I continued to fill a few jars of jam in the intervening years, just as I continued to think of the children I had conceived and loved but never met. But it was during Covid, that my jam making really took off again. In the Summer of 2020, the daughter who had been a toddler when I was on sick leave in 2013, turned nine.

“I know where the best blackberries are, come on,” I said to her one morning. In moments, we were up and dressed, creeping out of the house in our socks, pulling on our wellies at the back step, running through the dewy grass with our family dog, Jester, who was delighted by a dawn adventure. I was carrying an enamel bucket, the large one.
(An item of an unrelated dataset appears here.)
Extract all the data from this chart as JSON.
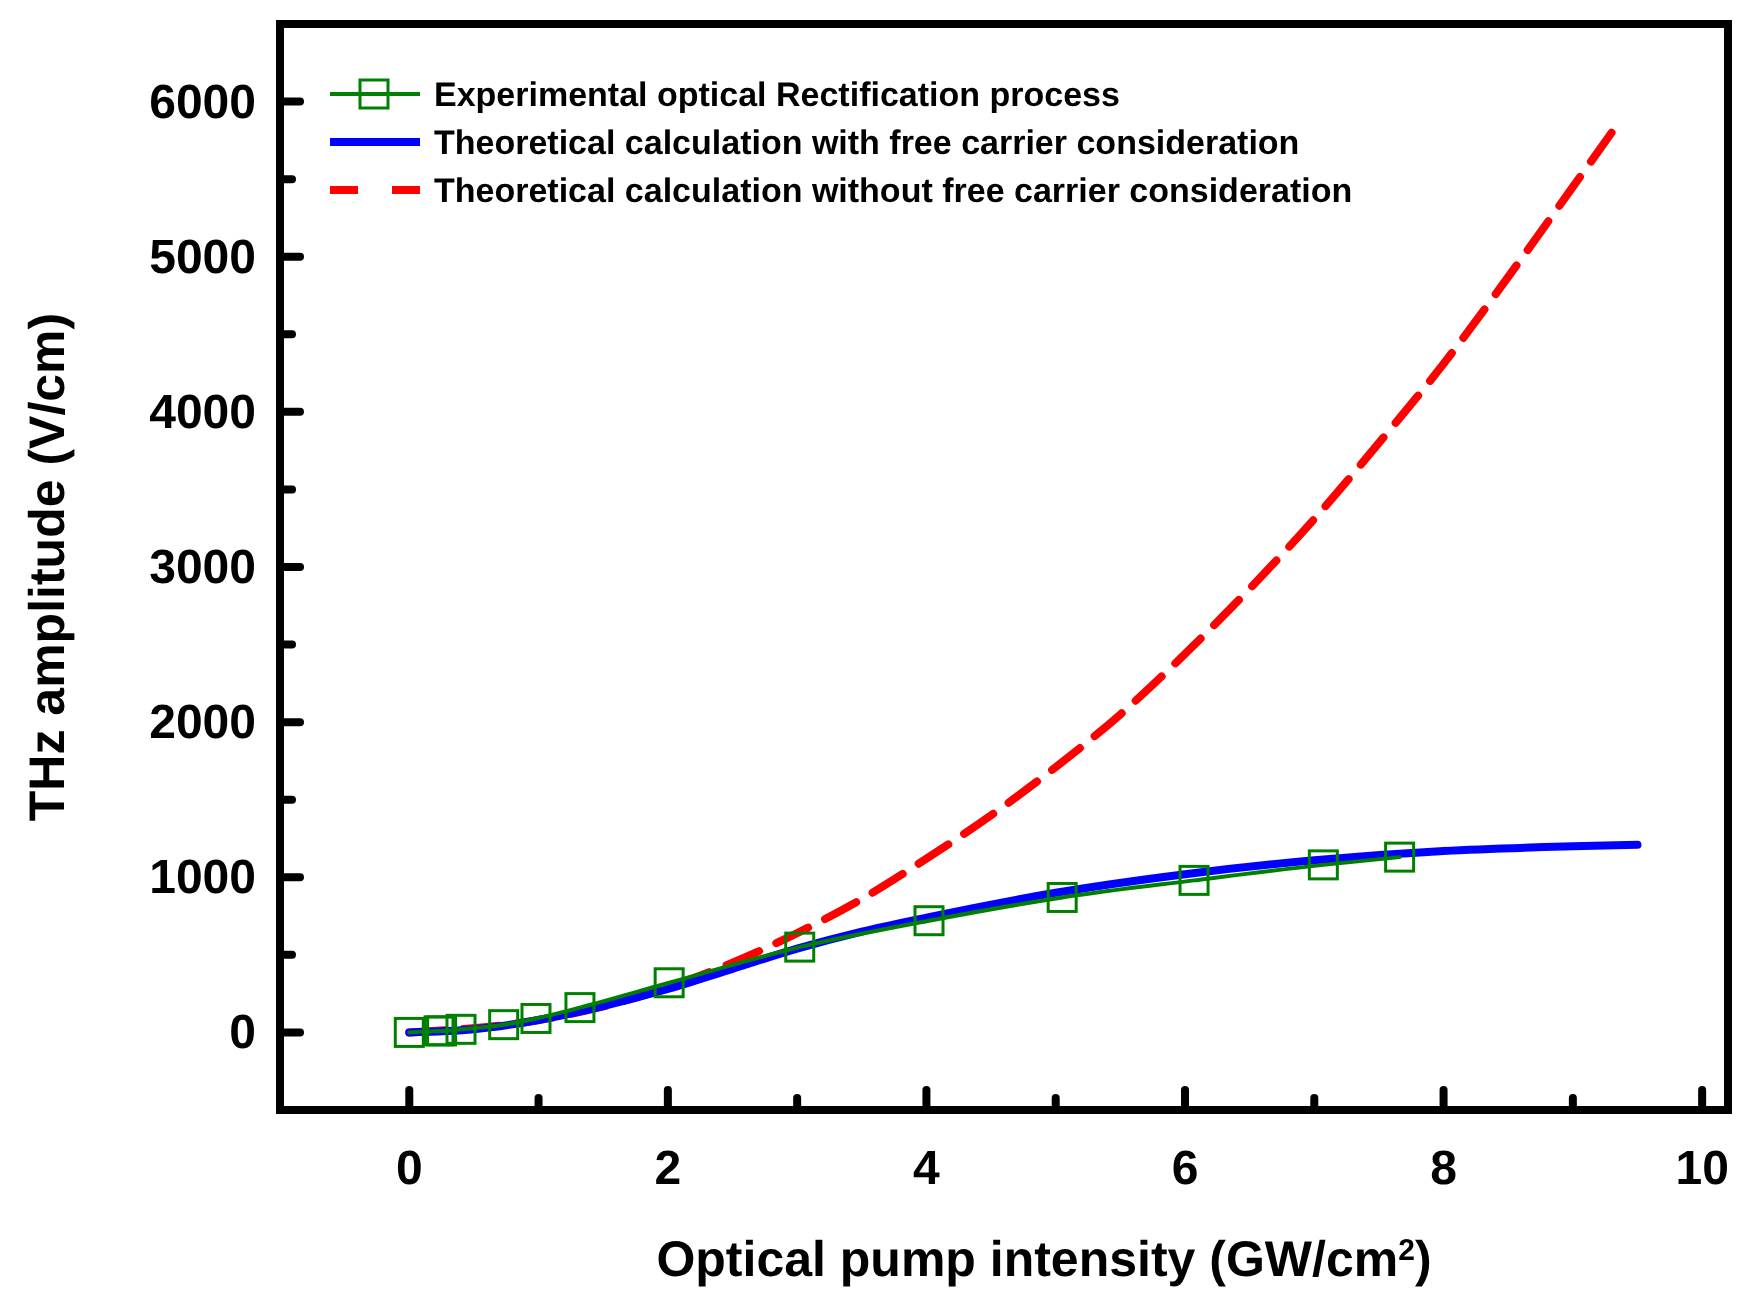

We trotted along the path, three abreast, at dog speed, stopping only when Jester stopped to sniff and look quizzically. We hurried along until I stopped at the bottom of the hill, catching my breath as they ran ahead, the girl and the dog. I felt tethered by desk-bound legs. She had them before I reached the gate, her slim fingers weaving between thorny stems. Her mouth was dripping blackberry blood, her fingers black. We hadn’t had haircuts for five months and looked wild as the briars, cramming blackberries into our mouths, dropping them into the bucket. This brief respite from the house during lockdown was a visit to Eden. At first, each blackberry fell against the enamel with a loud thud and an echo, bouncing off the floor. Gradually the bucket filled and their falls were muffled. I looked into the bucket of eyes and could almost feel the heat of boiling jam, sniffing the air like a dog as I imagined ladling it into the rows of jars.

The bucket was full. When we arrived home, my husband and our younger daughter, the third child I conceived in 2013, were eating breakfast. My younger daughter pulled out a stool and helped to pour the blackberries into the maslin pan, and when the last of the fruits fell, there was a trickle of crimson. My daughters and I had a summer of jam-making: raspberries, wild rose petals, blackberries. My husband calls these jars an insurance. I lined our cupboards with hope for the future, during a pandemic of loss. Loss calls to loss, each new loss echoing like the falling blackberries. Until the bucket fills, silent and heavy. So it is with my grief. Heavy, silent, a deadweight.

There are days when I bear the weight that I am carrying with ease and live as-if unencumbered. There are other days when the deadweight of grief becomes molten and liquefied, bubbling like fruit boiling over from an untended maslin pan. On those days, I notice faces missing from the groups of children playing. I see the gaps in family photos, the spaces that mark their place. These private, fleeting moments of missing and memorialisation are all I have. There were no footprints, no death certificates, no funerals. In medicine, they were miscarried. The word I prefer is loved.